Photo by Thomas Cordova
In the pre-dawn hours of a winter day in 2016, a truck driver put on his jacket and prepared to leave for work. His son, a senior in high school, was already in the living room studying. In the front of their mobile home, the two nodded at each other, a father and son united by blood and a hard-nosed work ethic.
The son, Aaron Shampklin, has used that work ethic to do the unlikely: he became just the second football player ever to go from Long Beach Poly to Harvard.
“He hit the books as hard as he ran on the field,” said Anthony Shampklin of his son.
Aaron is now halfway through his second season at Harvard and leads the Ivy League in rushing yards, yards per carry, and all-purpose yardage. He’s racked up 655 yards on 7.8 yards per carry in just five games, with six touchdowns. The on-field success has been nice. Getting to participate in tradition’s like the 134-year old rivalry between Harvard and Yale is even nicer. But for his family, Aaron’s very presence on the campus is nearly miraculous.
The football field
Shampklin played every sport he could growing up, from football to basketball to soccer to track. He excelled at each of them but focused on football and track in high school. His senior year at Poly he gained 643 yards and scored nine touchdowns.
“He’s a model football player, a model student, a model human being,” said Antonio Pierce, his high school coach (now the recruiting coordinator and linebackers coach at Arizona State). “You couldn’t ask for anything more in a young man.”
His parents, Anthony and Adlena, met as students at Lakewood High and have been together for 22 years, married for 19. When Adlena found out that the boy she had a crush on in her government class played football, she added classes to her schedule so she’d have an excuse to stay after school and watch practice.
For the two diehard Lancers, it was initially hard to see their son at a rival school like Poly.
“We didn’t like Poly very much when I was in school,” Adlena said. “But seeing him in that Poly uniform did something to me — it’s a special place and they embraced us like family from the beginning.”
“That green and gold, there’s a difference playing at Poly and I’m glad he got to experience that,” Anthony said.
Shampklin’s play on the football field earned him scholarship offers from schools like Washington State and UNLV, but he held out on committing because he had his eyes set higher academically.

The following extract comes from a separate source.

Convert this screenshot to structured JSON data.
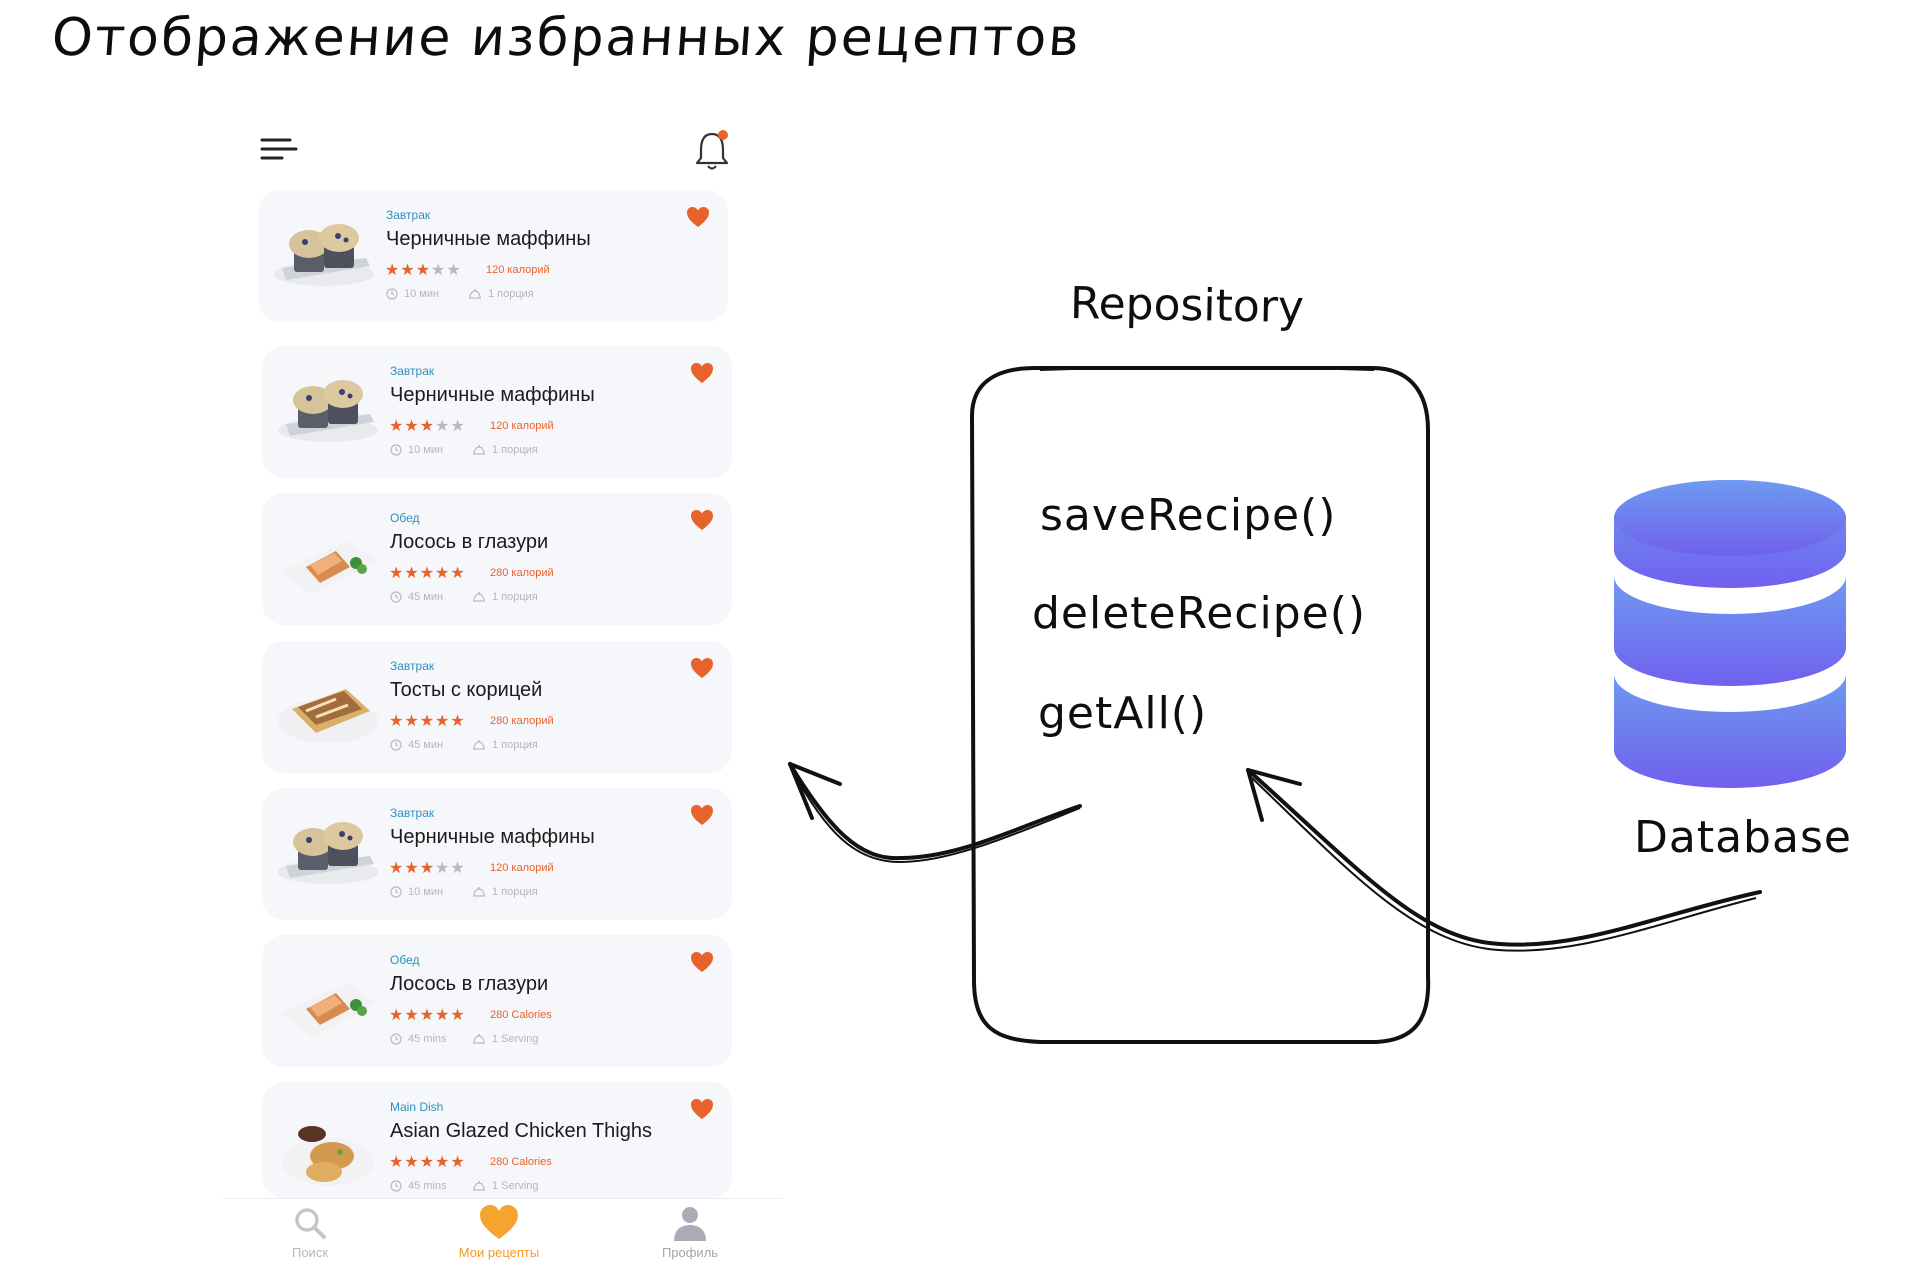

As a freshman at Poly, Shampklin enrolled in the school’s CIC academic magnet, something he and his parents said was instrumental to his success. While there, he earned a 4.0 GPA and took several Advanced Placement classes, earning college credit in Japanese, Government, English, History, and even Calculus.
“I actually liked Calculus the best,” he said. “My brain has always done well with math — Calculus is easier for me than History.”

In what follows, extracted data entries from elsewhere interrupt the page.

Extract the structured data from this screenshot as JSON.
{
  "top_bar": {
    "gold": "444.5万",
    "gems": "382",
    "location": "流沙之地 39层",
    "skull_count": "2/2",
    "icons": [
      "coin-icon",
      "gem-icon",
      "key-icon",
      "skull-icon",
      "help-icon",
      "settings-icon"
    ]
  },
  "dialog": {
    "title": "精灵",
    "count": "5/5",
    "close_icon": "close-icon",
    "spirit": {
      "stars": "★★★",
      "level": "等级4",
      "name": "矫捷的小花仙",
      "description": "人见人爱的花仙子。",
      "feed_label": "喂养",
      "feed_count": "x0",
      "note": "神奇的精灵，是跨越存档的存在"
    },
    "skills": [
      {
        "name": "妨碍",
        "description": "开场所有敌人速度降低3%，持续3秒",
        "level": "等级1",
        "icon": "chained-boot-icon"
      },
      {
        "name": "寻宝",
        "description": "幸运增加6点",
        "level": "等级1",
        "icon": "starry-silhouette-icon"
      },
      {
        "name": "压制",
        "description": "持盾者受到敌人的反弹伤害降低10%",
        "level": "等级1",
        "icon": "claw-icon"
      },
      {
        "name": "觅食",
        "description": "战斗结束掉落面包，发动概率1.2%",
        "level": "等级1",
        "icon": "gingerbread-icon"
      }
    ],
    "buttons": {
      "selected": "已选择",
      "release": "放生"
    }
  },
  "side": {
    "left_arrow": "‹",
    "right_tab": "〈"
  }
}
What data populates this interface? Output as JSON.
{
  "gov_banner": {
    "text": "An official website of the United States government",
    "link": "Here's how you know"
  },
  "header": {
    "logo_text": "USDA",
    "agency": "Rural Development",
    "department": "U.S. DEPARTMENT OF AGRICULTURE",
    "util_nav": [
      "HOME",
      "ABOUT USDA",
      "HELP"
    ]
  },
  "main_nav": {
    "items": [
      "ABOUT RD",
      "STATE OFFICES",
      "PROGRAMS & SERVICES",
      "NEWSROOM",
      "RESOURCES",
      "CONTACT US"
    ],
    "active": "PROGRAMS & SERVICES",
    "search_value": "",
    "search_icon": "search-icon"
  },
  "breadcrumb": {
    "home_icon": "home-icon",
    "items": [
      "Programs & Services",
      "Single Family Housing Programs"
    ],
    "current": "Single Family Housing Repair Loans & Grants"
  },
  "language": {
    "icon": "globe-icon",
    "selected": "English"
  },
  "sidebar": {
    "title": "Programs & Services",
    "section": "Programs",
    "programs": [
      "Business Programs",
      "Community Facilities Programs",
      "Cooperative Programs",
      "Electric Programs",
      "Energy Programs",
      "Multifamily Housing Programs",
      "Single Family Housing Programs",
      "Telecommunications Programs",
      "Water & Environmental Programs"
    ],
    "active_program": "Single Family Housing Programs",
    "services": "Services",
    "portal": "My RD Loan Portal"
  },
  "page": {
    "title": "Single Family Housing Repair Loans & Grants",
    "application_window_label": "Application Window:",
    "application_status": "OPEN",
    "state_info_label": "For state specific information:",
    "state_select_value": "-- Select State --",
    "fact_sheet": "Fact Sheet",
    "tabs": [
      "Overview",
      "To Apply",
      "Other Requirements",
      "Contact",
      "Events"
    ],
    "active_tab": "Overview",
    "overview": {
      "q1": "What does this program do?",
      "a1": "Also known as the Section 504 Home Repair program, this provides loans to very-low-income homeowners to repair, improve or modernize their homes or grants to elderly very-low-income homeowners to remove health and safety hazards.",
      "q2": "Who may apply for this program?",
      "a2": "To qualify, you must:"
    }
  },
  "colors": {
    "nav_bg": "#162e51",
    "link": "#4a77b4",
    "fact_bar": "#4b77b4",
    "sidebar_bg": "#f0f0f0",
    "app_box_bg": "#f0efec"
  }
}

Adlena said her son was as competitive in the classroom as he was on the football field.
“He does not like to fail,” she said. “Whatever you put in front of him, he wants to do well.”
Shampklin was the only African-American student in his middle school honors program. After he got to Poly and enrolled in CIC, Adlena said she saw her son’s wings began to expand.

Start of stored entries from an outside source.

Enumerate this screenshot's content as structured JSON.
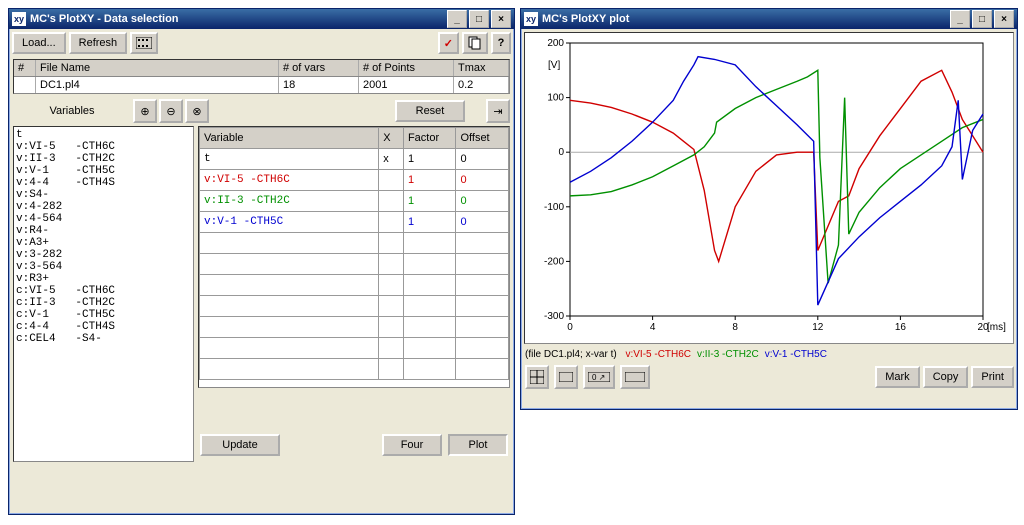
{
  "dataWindow": {
    "title": "MC's PlotXY - Data selection",
    "toolbar": {
      "load": "Load...",
      "refresh": "Refresh"
    },
    "filesHeader": {
      "num": "#",
      "name": "File Name",
      "vars": "# of vars",
      "points": "# of Points",
      "tmax": "Tmax"
    },
    "files": [
      {
        "num": "",
        "name": "DC1.pl4",
        "vars": "18",
        "points": "2001",
        "tmax": "0.2"
      }
    ],
    "variablesLabel": "Variables",
    "resetLabel": "Reset",
    "plusLabel": "⊕",
    "minusLabel": "⊖",
    "timesLabel": "⊗",
    "varList": [
      "t",
      "v:VI-5   -CTH6C",
      "v:II-3   -CTH2C",
      "v:V-1    -CTH5C",
      "v:4-4    -CTH4S",
      "v:S4-",
      "v:4-282",
      "v:4-564",
      "v:R4-",
      "v:A3+",
      "v:3-282",
      "v:3-564",
      "v:R3+",
      "c:VI-5   -CTH6C",
      "c:II-3   -CTH2C",
      "c:V-1    -CTH5C",
      "c:4-4    -CTH4S",
      "c:CEL4   -S4-"
    ],
    "selHeader": {
      "var": "Variable",
      "x": "X",
      "factor": "Factor",
      "offset": "Offset"
    },
    "selected": [
      {
        "var": "t",
        "x": "x",
        "factor": "1",
        "offset": "0",
        "color": "#000"
      },
      {
        "var": "v:VI-5   -CTH6C",
        "x": "",
        "factor": "1",
        "offset": "0",
        "color": "#d00000"
      },
      {
        "var": "v:II-3   -CTH2C",
        "x": "",
        "factor": "1",
        "offset": "0",
        "color": "#009000"
      },
      {
        "var": "v:V-1    -CTH5C",
        "x": "",
        "factor": "1",
        "offset": "0",
        "color": "#0000d0"
      }
    ],
    "updateLabel": "Update",
    "fourLabel": "Four",
    "plotLabel": "Plot"
  },
  "plotWindow": {
    "title": "MC's PlotXY plot",
    "legendFile": "(file DC1.pl4; x-var t)",
    "legend": [
      {
        "text": "v:VI-5  -CTH6C",
        "color": "#d00000"
      },
      {
        "text": "v:II-3  -CTH2C",
        "color": "#009000"
      },
      {
        "text": "v:V-1   -CTH5C",
        "color": "#0000d0"
      }
    ],
    "markLabel": "Mark",
    "copyLabel": "Copy",
    "printLabel": "Print",
    "yLabel": "[V]",
    "xLabel": "[ms]"
  },
  "chart_data": {
    "type": "line",
    "xlabel": "[ms]",
    "ylabel": "[V]",
    "xlim": [
      0,
      20
    ],
    "ylim": [
      -300,
      200
    ],
    "xticks": [
      0,
      4,
      8,
      12,
      16,
      20
    ],
    "yticks": [
      -300,
      -200,
      -100,
      0,
      100,
      200
    ],
    "series": [
      {
        "name": "v:VI-5 -CTH6C",
        "color": "#d00000",
        "x": [
          0,
          1,
          2,
          3,
          4,
          5,
          5.5,
          6,
          6.5,
          7,
          7.2,
          8,
          9,
          10,
          11,
          11.8,
          12,
          13,
          13.5,
          14,
          15,
          16,
          17,
          18,
          18.5,
          19,
          20
        ],
        "y": [
          95,
          90,
          82,
          70,
          55,
          35,
          20,
          5,
          -70,
          -180,
          -200,
          -100,
          -35,
          -5,
          0,
          0,
          -180,
          -90,
          -80,
          -30,
          30,
          80,
          130,
          150,
          110,
          60,
          0
        ]
      },
      {
        "name": "v:II-3 -CTH2C",
        "color": "#009000",
        "x": [
          0,
          1,
          2,
          3,
          4,
          5,
          6,
          6.5,
          7,
          7.1,
          8,
          9,
          10,
          11,
          11.5,
          12,
          12.1,
          12.5,
          13,
          13.3,
          13.5,
          14,
          15,
          16,
          17,
          18,
          19,
          20
        ],
        "y": [
          -80,
          -78,
          -72,
          -60,
          -45,
          -25,
          -5,
          10,
          35,
          55,
          80,
          100,
          115,
          130,
          138,
          150,
          -10,
          -240,
          -170,
          100,
          -150,
          -110,
          -65,
          -30,
          -5,
          20,
          45,
          60
        ]
      },
      {
        "name": "v:V-1 -CTH5C",
        "color": "#0000d0",
        "x": [
          0,
          1,
          2,
          3,
          4,
          5,
          5.5,
          6,
          6.2,
          7,
          8,
          9,
          10,
          11,
          11.8,
          12,
          13,
          14,
          15,
          16,
          17,
          18,
          18.5,
          18.8,
          19,
          19.5,
          20
        ],
        "y": [
          -55,
          -35,
          -10,
          20,
          55,
          95,
          130,
          160,
          175,
          170,
          160,
          120,
          85,
          50,
          20,
          -280,
          -195,
          -155,
          -120,
          -90,
          -60,
          -25,
          10,
          95,
          -50,
          40,
          70
        ]
      }
    ]
  }
}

“In these programs before, he felt like there weren’t many smart black kids around him,” she said. “When he got to CIC and saw the variety of people around him, he felt comfortable and he thrived.”
Regularly staying up until 3 a.m. finishing homework, or getting up with his father before dawn became regular for Shampklin, who said he loved the challenge. When the football coaches at Harvard said they wanted him, he knew he wanted to go.
There was just one problem: the Ivy League doesn’t allow universities to offer athletic scholarships and there was no way that Anthony and Adlena could afford Harvard’s $70,000 annual tuition and board.
The phone call came on another morning last year, after Anthony had left for work, while Aaron and Adlena were still getting ready for school. The Harvard recruiting coordinator told Aaron that his high GPA and test scores, as well as his background, had helped the coaches put together several different academic and merit scholarships.
He wasn’t going to have to pay a dime for college.
Adlena watched her son’s eyes go wide, and then he put the phone on speaker. The coach told her what he’d just told her son, and she burst into tears.
“I couldn’t believe it, I was crying so hard,” she said. “Aaron had to leave out the back to finish the call because I couldn’t control myself.”
They called Anthony shortly after, and he was overcome as well. Both he and his wife still get emotional months later when asked about it.
“I came from the rougher side of the tracks, and school wasn’t always important to me,” he said. “To see my son make it a priority, to see that he’s not afraid of Harvard, that he’s not afraid to succeed—I can’t put that into words.”
“It’s a blessing from God,” said Aaron. “For my family, it felt like a miracle.”